# Thread: make a committee 4 men out of 6

1. ## make a committee 4 men out of 6

QUESTION 1]: To make a committee 4 men are to be chosen out of 6 candidates. What is the probability that certain two men will serve on that committee?

Folks, I don't need the answer. I'm learning Probability thus I need to think about it. I just need a hint.

I already have solved another problem similar to this. I'm not sure if it's correct or not.
It is:

QUESTION 2]: A committee of 3 must be chosen from 8 candidates. What is the probability that certain three people will be selected.

MY SOLUTION: I consider that 3 certain people a group. therefore we have 5+1 groups (5 individuals and 1 group of those certain people)

The result will be : C(1,6)/C(3,8)

Is this correct?

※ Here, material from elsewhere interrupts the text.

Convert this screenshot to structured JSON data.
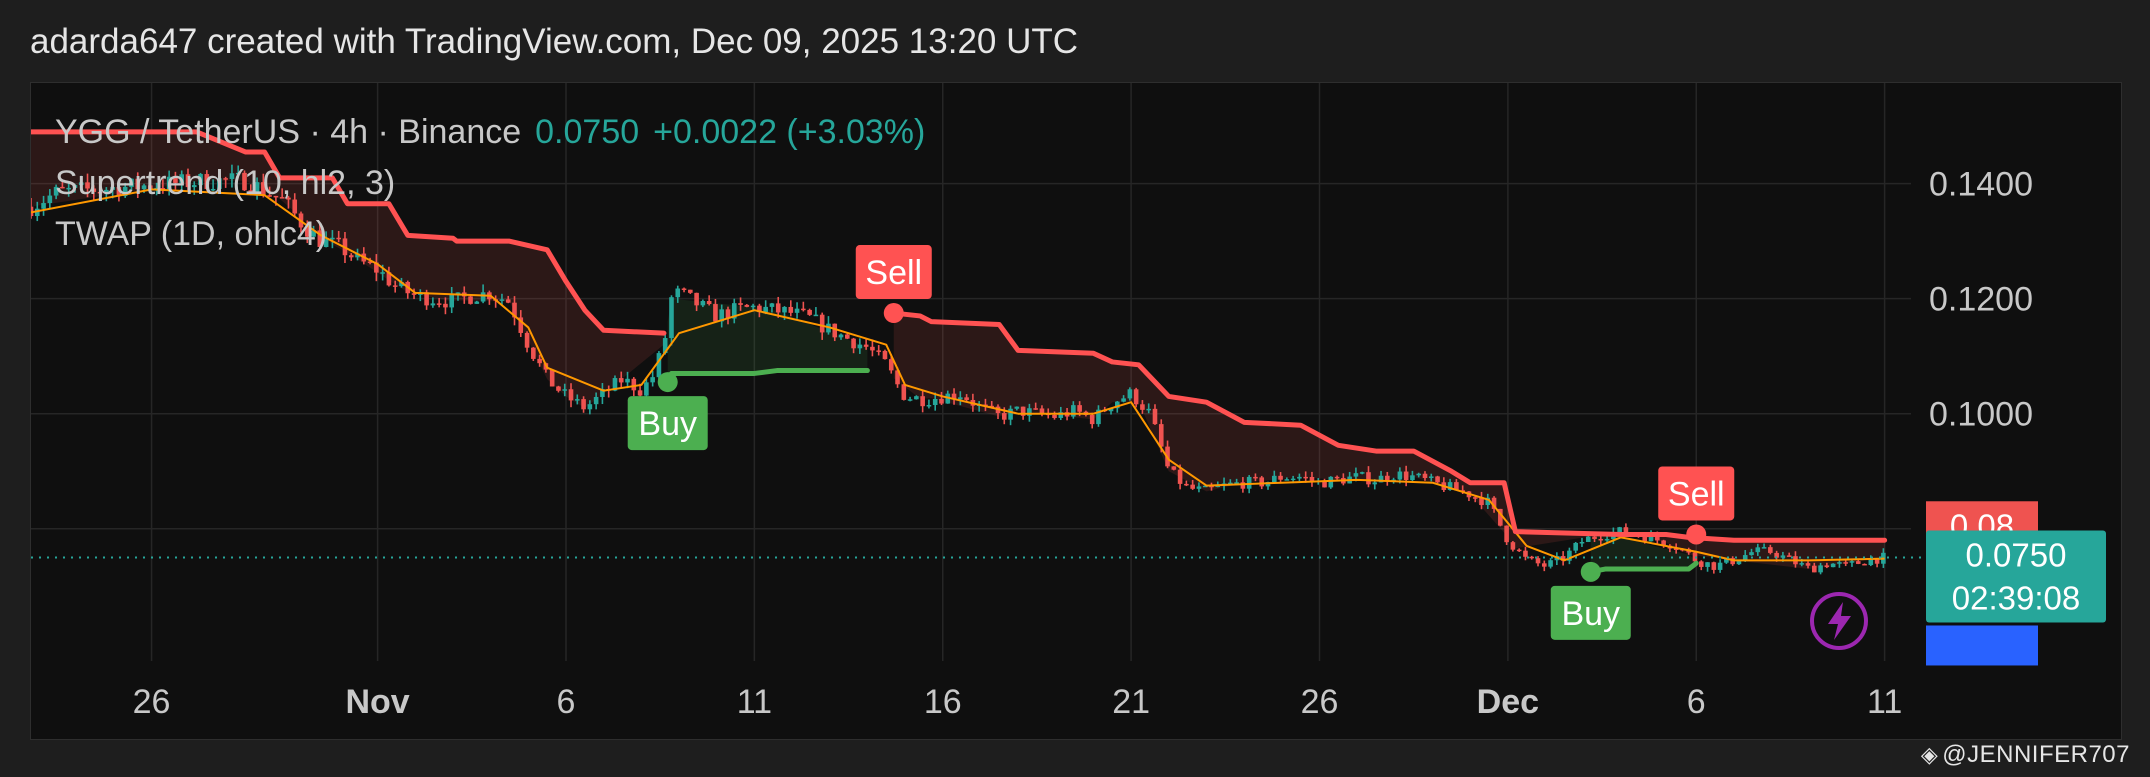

If not, then I definitely can't solve QUESTION 1

Thank you in advance for your help

2. Originally Posted by Narek
QUESTION 2]: A committee of 3 must be chosen from 8 candidates. What is the probability that certain three people will be selected.
MY SOLUTION: I consider that 3 certain people a group. therefore we have 5+1 groups (5 individuals and 1 group of those certain people)
I have no idea what your thinking was there.
The committee has three members. There are three particular people.
So the is only one way to have all three on the committee.
$\displaystyle \dfrac{1}{\binom{8}{3}}=\dfrac{3!\cdot 5!}{8!}$

3. Therefore the answer to the first question will be:

(C(2,2) * C(2,4)) / C(4,6) = 2/5

right ?

4. Yes, it is correct,

BTW does you text material really use $\displaystyle C(k,N)$ for the combination of N taken k?

If so, how odd.